While checking out of the Gables we mentioned our failure to spot a tree kangaroo the previous day, and our host immediately gave us directions to a tea plantation just east of Malanda. Apparently they were often to be seen close to the entrance. When we got there we scoured all the narrow copse for some time, along with a German couple, before Mr V spotted one asleep high in a tree right next to the gate. I thought I’d been looking too low, but then someone leaving the plantation pointed out two, a mother and youngster probably, lower down on the other side of the drive. They were very cute, and didn’t seem at all bothered by the small cluster of people around their perch.

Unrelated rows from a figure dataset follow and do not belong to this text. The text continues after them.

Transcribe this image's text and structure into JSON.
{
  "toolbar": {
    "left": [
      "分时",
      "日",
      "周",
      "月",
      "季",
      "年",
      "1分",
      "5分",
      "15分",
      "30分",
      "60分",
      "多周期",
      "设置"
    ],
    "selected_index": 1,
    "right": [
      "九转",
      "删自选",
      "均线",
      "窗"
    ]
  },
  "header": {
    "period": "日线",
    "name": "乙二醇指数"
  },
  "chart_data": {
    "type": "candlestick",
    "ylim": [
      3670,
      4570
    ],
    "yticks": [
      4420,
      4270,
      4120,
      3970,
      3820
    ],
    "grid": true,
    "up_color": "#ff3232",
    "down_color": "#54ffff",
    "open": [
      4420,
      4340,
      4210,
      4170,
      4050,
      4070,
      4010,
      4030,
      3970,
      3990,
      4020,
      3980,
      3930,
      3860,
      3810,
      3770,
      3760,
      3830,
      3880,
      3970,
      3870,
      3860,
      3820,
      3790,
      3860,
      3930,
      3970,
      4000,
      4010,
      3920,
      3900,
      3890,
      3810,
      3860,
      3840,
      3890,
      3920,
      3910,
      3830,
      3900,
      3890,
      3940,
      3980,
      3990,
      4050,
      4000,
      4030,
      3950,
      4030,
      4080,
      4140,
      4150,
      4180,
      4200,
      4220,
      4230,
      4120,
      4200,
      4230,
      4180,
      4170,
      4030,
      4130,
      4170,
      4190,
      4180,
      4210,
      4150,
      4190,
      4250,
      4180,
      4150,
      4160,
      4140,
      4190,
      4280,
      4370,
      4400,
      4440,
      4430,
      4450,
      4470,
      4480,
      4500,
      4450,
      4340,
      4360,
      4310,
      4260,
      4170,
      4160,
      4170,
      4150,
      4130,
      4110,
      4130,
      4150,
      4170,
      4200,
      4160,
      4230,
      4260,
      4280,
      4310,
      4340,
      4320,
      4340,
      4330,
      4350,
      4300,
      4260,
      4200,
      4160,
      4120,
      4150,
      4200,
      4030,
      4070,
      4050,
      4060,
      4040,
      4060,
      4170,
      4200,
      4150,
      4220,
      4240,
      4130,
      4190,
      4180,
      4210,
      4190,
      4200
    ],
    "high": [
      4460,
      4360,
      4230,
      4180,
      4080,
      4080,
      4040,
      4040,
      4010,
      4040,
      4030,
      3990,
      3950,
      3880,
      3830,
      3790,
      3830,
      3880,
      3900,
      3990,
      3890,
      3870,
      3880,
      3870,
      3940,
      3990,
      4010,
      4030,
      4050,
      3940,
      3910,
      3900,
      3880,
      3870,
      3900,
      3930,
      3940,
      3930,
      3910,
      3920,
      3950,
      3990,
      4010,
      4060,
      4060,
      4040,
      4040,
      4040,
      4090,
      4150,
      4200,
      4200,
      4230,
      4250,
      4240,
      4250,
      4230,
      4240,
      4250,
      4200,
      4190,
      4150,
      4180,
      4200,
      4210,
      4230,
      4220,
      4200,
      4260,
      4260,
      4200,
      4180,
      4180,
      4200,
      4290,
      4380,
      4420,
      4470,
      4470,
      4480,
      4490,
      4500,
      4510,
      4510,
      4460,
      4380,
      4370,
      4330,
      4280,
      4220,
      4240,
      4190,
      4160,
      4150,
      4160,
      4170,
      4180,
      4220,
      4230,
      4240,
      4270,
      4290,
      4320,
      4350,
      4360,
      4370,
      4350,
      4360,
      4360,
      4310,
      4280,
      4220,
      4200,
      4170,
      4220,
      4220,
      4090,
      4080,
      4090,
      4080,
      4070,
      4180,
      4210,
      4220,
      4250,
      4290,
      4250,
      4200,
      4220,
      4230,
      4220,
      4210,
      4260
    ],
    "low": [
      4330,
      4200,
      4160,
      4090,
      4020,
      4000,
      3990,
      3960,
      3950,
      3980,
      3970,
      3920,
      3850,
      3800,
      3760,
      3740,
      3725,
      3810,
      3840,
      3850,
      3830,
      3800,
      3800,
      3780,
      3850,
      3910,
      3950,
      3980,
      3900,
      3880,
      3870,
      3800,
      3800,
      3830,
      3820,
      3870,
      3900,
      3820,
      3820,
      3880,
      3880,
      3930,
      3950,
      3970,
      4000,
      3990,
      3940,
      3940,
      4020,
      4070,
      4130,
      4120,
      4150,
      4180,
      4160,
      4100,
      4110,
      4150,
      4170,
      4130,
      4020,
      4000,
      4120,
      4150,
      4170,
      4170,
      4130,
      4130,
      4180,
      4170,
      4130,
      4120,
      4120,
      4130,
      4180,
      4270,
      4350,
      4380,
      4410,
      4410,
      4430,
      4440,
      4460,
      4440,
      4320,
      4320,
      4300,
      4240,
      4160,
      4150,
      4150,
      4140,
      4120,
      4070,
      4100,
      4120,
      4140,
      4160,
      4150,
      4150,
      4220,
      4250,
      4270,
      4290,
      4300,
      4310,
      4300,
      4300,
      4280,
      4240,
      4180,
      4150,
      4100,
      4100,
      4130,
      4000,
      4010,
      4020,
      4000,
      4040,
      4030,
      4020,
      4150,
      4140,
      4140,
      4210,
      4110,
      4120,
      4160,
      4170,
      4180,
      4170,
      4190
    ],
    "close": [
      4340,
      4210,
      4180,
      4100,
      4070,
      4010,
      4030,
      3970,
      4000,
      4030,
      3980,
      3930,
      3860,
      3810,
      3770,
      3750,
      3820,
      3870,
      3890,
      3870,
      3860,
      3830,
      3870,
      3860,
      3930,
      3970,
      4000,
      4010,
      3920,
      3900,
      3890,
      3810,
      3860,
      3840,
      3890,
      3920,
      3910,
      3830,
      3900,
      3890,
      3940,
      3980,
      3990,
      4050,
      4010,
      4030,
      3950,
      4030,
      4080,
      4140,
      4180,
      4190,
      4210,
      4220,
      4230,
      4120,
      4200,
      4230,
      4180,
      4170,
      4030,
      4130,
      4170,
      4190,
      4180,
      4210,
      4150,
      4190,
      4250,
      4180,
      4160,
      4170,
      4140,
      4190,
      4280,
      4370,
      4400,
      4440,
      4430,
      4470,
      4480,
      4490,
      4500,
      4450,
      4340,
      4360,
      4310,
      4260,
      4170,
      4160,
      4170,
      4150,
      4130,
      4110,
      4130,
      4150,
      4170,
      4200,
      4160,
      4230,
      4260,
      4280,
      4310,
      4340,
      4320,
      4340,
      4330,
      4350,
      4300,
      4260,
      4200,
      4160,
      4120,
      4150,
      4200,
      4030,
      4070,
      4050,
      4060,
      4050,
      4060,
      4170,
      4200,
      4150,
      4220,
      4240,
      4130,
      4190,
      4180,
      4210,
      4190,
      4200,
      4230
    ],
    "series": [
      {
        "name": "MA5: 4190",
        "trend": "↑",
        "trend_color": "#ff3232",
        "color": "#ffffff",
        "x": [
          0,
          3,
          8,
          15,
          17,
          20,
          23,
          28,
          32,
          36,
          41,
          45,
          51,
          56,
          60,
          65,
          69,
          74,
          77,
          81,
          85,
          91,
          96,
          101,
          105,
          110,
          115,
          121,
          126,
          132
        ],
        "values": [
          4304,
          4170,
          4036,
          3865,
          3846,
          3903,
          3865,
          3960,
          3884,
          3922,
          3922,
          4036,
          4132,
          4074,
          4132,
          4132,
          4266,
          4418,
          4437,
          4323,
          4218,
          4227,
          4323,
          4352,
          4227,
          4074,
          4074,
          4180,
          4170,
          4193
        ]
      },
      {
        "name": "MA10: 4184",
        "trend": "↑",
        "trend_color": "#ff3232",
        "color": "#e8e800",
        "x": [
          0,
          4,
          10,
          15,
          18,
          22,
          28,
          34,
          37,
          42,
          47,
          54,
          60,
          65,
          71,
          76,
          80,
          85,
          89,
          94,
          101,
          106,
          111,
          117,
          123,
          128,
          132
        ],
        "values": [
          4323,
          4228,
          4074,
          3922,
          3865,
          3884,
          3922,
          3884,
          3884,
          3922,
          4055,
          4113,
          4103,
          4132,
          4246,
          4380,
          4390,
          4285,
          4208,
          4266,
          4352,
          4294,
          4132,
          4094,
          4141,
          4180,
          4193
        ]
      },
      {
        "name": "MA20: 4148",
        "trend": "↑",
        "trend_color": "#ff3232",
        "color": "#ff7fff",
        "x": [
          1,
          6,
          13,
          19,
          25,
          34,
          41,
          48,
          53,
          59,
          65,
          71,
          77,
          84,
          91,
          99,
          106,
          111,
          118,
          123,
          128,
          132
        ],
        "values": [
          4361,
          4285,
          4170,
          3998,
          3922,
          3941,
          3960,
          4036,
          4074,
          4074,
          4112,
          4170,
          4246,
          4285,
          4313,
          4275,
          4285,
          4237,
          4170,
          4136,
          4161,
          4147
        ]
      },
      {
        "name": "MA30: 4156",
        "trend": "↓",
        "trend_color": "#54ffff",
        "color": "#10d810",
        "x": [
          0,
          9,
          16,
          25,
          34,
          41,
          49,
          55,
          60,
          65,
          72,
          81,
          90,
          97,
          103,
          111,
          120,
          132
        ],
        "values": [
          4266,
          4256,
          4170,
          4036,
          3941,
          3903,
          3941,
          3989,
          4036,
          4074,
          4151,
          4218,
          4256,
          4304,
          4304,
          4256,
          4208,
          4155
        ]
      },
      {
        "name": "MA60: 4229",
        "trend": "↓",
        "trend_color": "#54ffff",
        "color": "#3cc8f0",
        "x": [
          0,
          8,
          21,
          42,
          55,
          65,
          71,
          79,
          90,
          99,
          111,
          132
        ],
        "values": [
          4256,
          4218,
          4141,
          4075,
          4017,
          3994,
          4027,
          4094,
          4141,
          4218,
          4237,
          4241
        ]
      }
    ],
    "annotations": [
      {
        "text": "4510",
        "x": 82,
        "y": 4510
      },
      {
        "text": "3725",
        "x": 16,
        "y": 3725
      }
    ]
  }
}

South of Malanda we joined the Palmerston Highway, then left it for a short detour to Millaa Millaa falls. They were pretty enough, but not what you’d call spectacular, and we weren’t tempted to join the trio of young female backpackers swimming in the pool at the base (brave, or crazy?).
If we had needed a reminder of our school geography lessons, the drive down to Innisfail would have provided it. The showery clouds that had made it through to the Atherton Tablelands were just the remnants of the cloud bank that was wedged along the east-facing slope of the coastal range, dropping torrential rain as the wind tried to push it up over the ridge. We stopped briefly at Crawford’s Lookout. We could see a long way down to the stream below, but everything else was obscured.
Down at sea level things were considerably brighter. Unsure of facilities at our destination we detoured into the centre of Innisfail to withdraw some cash. Innisfail may be the largest town in the area, but it seemed half asleep. I thought perhaps we’d missed the main centre, but a drive along the pretty riverside failed to reveal anything more lively.
Driving south from Innisfail along the Bruce Highway the scenery gradually changed – the sugarcane fields petered out and the hills took on a much drier aspect. Our destination was Mission Beach. Or Wongaling Beach. I was a bit confused, but it transpired that the latter was part of the former.
Our accommodation there was a unit at the Dunk Island Caravan Park, just across the road from the sea. Sparsely furnished but spacious, it had a full kitchen and a cunning design – you entered the unit through the bathroom so that you could shower off the sand before trailing it inside. Outside was a car port where your dog could sleep (bowls provided). Through the trees backing the beach was the promised view of Dunk Island, beyond a blue sea and white sand.
After dumping our bags we set off to investigate the Woolworths that we’d passed on the way in to Wongaling. I’d known there was a Woolworths, but I expected it to be small – after all, Mission Beach is only little. So it was a surprise to find possibly the largest Woolworths that we’d encountered. Either it served a huge rural hinterland, or Australian holidaymakers do a lot of cooking.
I should perhaps mention that Woolworths in Australia is nothing like Woolworths in the UK was – it’s a supermarket. There are two main supermarket chains in Australia, Coles and Woolworths. Woolworths seemed a bit cheaper for the things we wanted, but Coles had more own label products that were cheaper than the brands. But I preferred Woolworths, which was nicer than Tesco, Sainsbury’s et al. I bought a lovely fillet steak for under £3, and we calculated that if we really made an effort we could get through another winebox before we flew to Brisbane. At £2 per litre for decent sauvignon it would have been rude not to. On reflection, perhaps it’s a good thing we don’t live in Australia.
Once again I was glad we were spending two nights instead of the originally planned one – it meant we would have a day with no schedules or deadlines and minimal driving.
The Djiru National Park, just a few miles inland, is home to around 40 cassowaries so we headed there after a leisurely breakfast. But there were none along the Lacey Creek walk, just a very large snake sunning itself on the path. So we tried the Dreaming Trail opposite. This was just a rough track, not a boardwalk like Lacey Creek, but there were steps down the steep slopes to streams. Still no cassowaries, although there were signs that the ground had been scraped by something large.
After lunch we went to the beach by the caravan park. Swimming was perhaps risky but, from what I read, the conditions were all wrong for stingers to be around so we took a chance. The water was incredibly warm – totally unlike what I’d experienced on the Barrier Reef trip. When we arrived at the beach it was virtually deserted, but more people began to appear as the sun started to drop.
Unsure of the cooking facilities at our next stop we again prepared a meal to take with us for dinner the following day – the coolbags that we’d bought in Darwin had certainly earned their keep. It was a shame we were missing out on the opportunity to sample Australia’s restaurants, but self-catering made the difference between spending around £8 a day on food and spending at least £38 a day. On a 35 day trip, that was no small consideration!